The headline was, “More Burden For Nigerians As Tax Committee Recommends VAT Hike.” The paper reported that “The Presidential Committee on Fiscal Policy and Tax reforms has recommended an upward review of the Value Added Tax (VAT).”
Apparently, even the chairman of the committee, identified as Taiwo Oyedele, is aware that there would be an outcry, so he quickly said poor people and small businesses won’t be affected by the proposed increase in VAT.
“We would ensure that it doesn’t affect businesses,” he said. “The only thing is to look at basic consumption from food, education, medical services and accommodation will carry zero percent VAT. So for the poor and small businesses, no VAT.”
Of course, even a novice in economics knows that when companies are burdened with higher taxes, they transfer this burden to consumers, which invalidates Oyedele’s assurance that poor people and small businesses would be exempt from the impending VAT hike since inflation, which higher taxes on businesses will activate, is an ill wind that blows nobody any good.
But Oyedele thinks Nigerians are unthinking chumps. He said the government had extracted a commitment from businesses that they won’t jack up the prices of their goods and services in response to the increased tax obligation they will have to contend with. “We have spoken to businesses about it, and they won’t increase the product price,” he said. “We want to make sure when we do VAT reform, no one will increase the price of commodities. We will work the mathematics with the private sector.”
Why does he think Nigerians would be persuaded by his false assurances?
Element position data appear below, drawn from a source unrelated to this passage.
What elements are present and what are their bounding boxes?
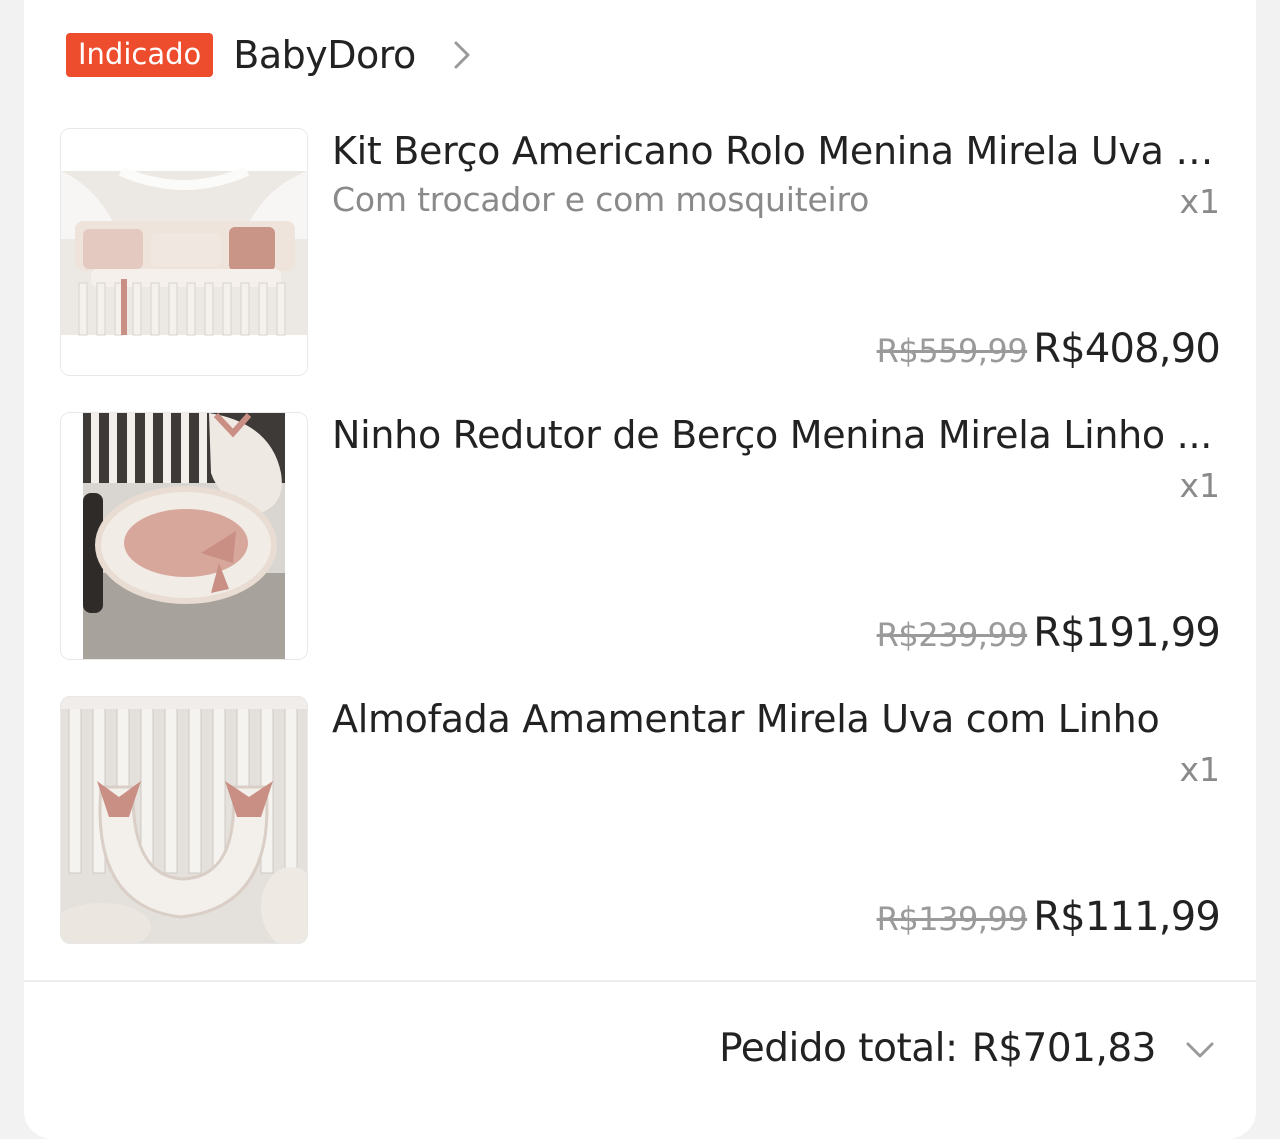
shop-name[interactable]: BabyDoro bbox=[233, 33, 416, 77]
order-total-value: R$701,83 bbox=[971, 1026, 1157, 1071]
order-item[interactable]: Ninho Redutor de Berço Menina Mirela Lin… bbox=[60, 412, 1222, 660]
sale-price: R$408,90 bbox=[1033, 326, 1221, 372]
recommended-badge: Indicado bbox=[66, 33, 214, 77]
sale-price: R$191,99 bbox=[1033, 610, 1221, 656]
order-total-row[interactable]: Pedido total: R$701,83 bbox=[719, 1026, 1220, 1071]
shop-header[interactable]: Indicado BabyDoro bbox=[66, 30, 482, 80]
order-item[interactable]: Kit Berço Americano Rolo Menina Mirela U… bbox=[60, 128, 1222, 376]
product-quantity: x1 bbox=[1179, 182, 1220, 221]
chevron-right-icon[interactable] bbox=[442, 35, 482, 75]
original-price: R$559,99 bbox=[876, 332, 1028, 370]
original-price: R$139,99 bbox=[876, 900, 1028, 938]
product-quantity: x1 bbox=[1179, 750, 1220, 789]
product-image-crib-kit[interactable] bbox=[60, 128, 308, 376]
price-row: R$559,99 R$408,90 bbox=[876, 326, 1221, 372]
price-row: R$139,99 R$111,99 bbox=[876, 894, 1221, 940]
product-title[interactable]: Almofada Amamentar Mirela Uva com Linho bbox=[332, 696, 1222, 742]
product-title[interactable]: Kit Berço Americano Rolo Menina Mirela U… bbox=[332, 128, 1222, 174]
chevron-down-icon[interactable] bbox=[1180, 1029, 1220, 1069]
product-image-baby-nest[interactable] bbox=[60, 412, 308, 660]
original-price: R$239,99 bbox=[876, 616, 1028, 654]
product-variant: Com trocador e com mosquiteiro bbox=[332, 180, 870, 219]
price-row: R$239,99 R$191,99 bbox=[876, 610, 1221, 656]
product-image-nursing-pillow[interactable] bbox=[60, 696, 308, 944]
order-item[interactable]: Almofada Amamentar Mirela Uva com Linho … bbox=[60, 696, 1222, 944]
order-total-label: Pedido total: bbox=[719, 1026, 958, 1071]
order-card: Indicado BabyDoro Kit Berço Americano Ro… bbox=[24, 0, 1256, 1139]
product-title[interactable]: Ninho Redutor de Berço Menina Mirela Lin… bbox=[332, 412, 1222, 458]
sale-price: R$111,99 bbox=[1033, 894, 1221, 940]
divider bbox=[24, 980, 1256, 982]
product-quantity: x1 bbox=[1179, 466, 1220, 505]
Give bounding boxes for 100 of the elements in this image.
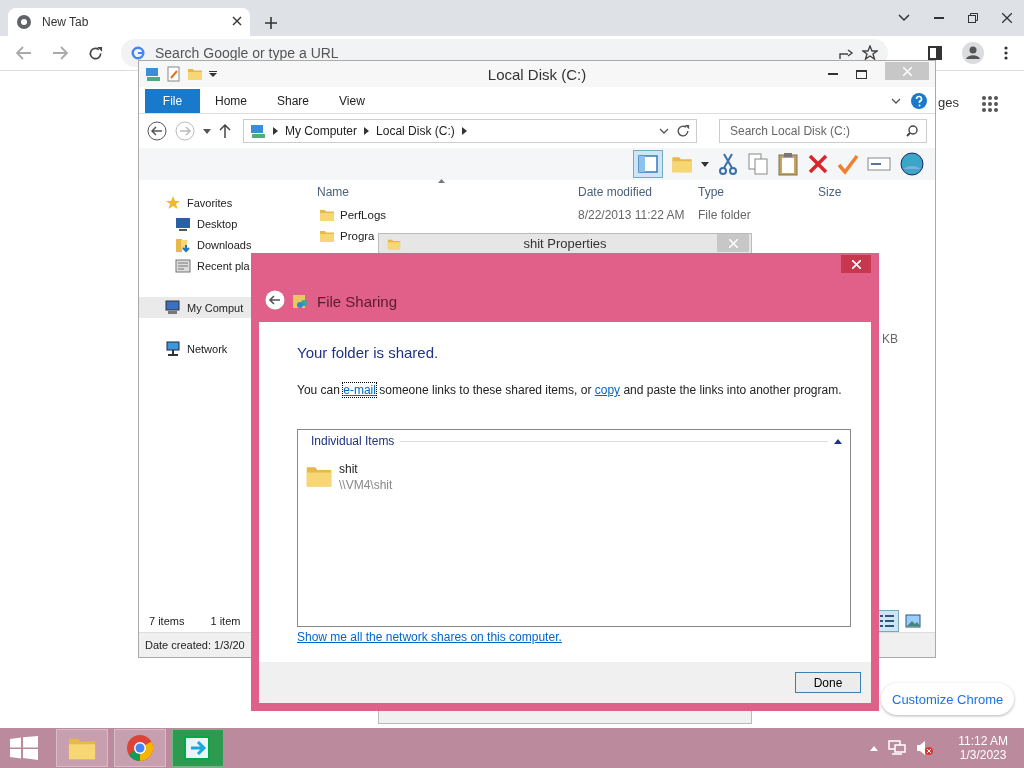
refresh-icon[interactable] xyxy=(676,124,690,138)
network-icon[interactable] xyxy=(888,740,907,756)
downloads-folder-icon xyxy=(175,236,191,253)
new-folder-icon xyxy=(187,66,203,82)
restore-icon[interactable] xyxy=(968,13,978,23)
computer-icon xyxy=(165,300,181,315)
browser-tab[interactable]: New Tab xyxy=(8,8,250,36)
shared-item-name[interactable]: shit xyxy=(339,462,393,476)
tab-title: New Tab xyxy=(42,15,90,29)
show-hidden-icons-icon[interactable] xyxy=(870,745,879,751)
ribbon-tab[interactable]: Home xyxy=(200,89,262,113)
desktop-icon xyxy=(175,216,191,231)
breadcrumb-item[interactable]: Local Disk (C:) xyxy=(376,124,455,138)
done-button[interactable]: Done xyxy=(795,672,861,693)
apps-grid-icon[interactable] xyxy=(982,96,998,112)
checkmark-icon[interactable] xyxy=(837,153,859,175)
file-name[interactable]: Progra xyxy=(340,229,375,242)
up-arrow-icon[interactable] xyxy=(219,124,231,138)
search-box[interactable]: Search Local Disk (C:) xyxy=(719,119,927,143)
close-icon xyxy=(728,238,738,248)
clipboard-icon[interactable] xyxy=(777,152,799,176)
delete-icon[interactable] xyxy=(807,153,829,175)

When Tinubu announced the removal of petrol subsidies on May 29, 2023, and petrol marketers suddenly increased the pump price of petrol from less than 200 naira to more than 500 naira on old stock that was subsidized by the Nigerian taxpayer, the government didn’t intervene.
It was the most nakedly immoral, government-sanctioned predation of the people that I have seen anywhere in the world. Why would a government that tolerated, even encouraged, that sort of rape of the people be trusted to persuade businesses not to increase the prices of their goods and services in response to increases in their tax liabilities?
In any case, we now know from a retrospective reading of Tinubu’s 2019 speech that his grand plan is to economically disempower the people, depress the economy, and tax people and businesses to death.
I am honestly at a loss what Tinubu hopes to gain from this other than to make the vast majority of the people so economically disaffiliated that they are vulnerable to manipulation, as I pointed out last week. But I hope he is aware that he is sowing the seeds for a spontaneous eruption of a disabling convulsion. There is a limit to what even the most docile humans can tolerate.
My genuine hope is that Tinubu and the people close to him understand that they are brewing the ingredients of a potentially all-consuming conflagration and beat a strategic retreat. It’s not late.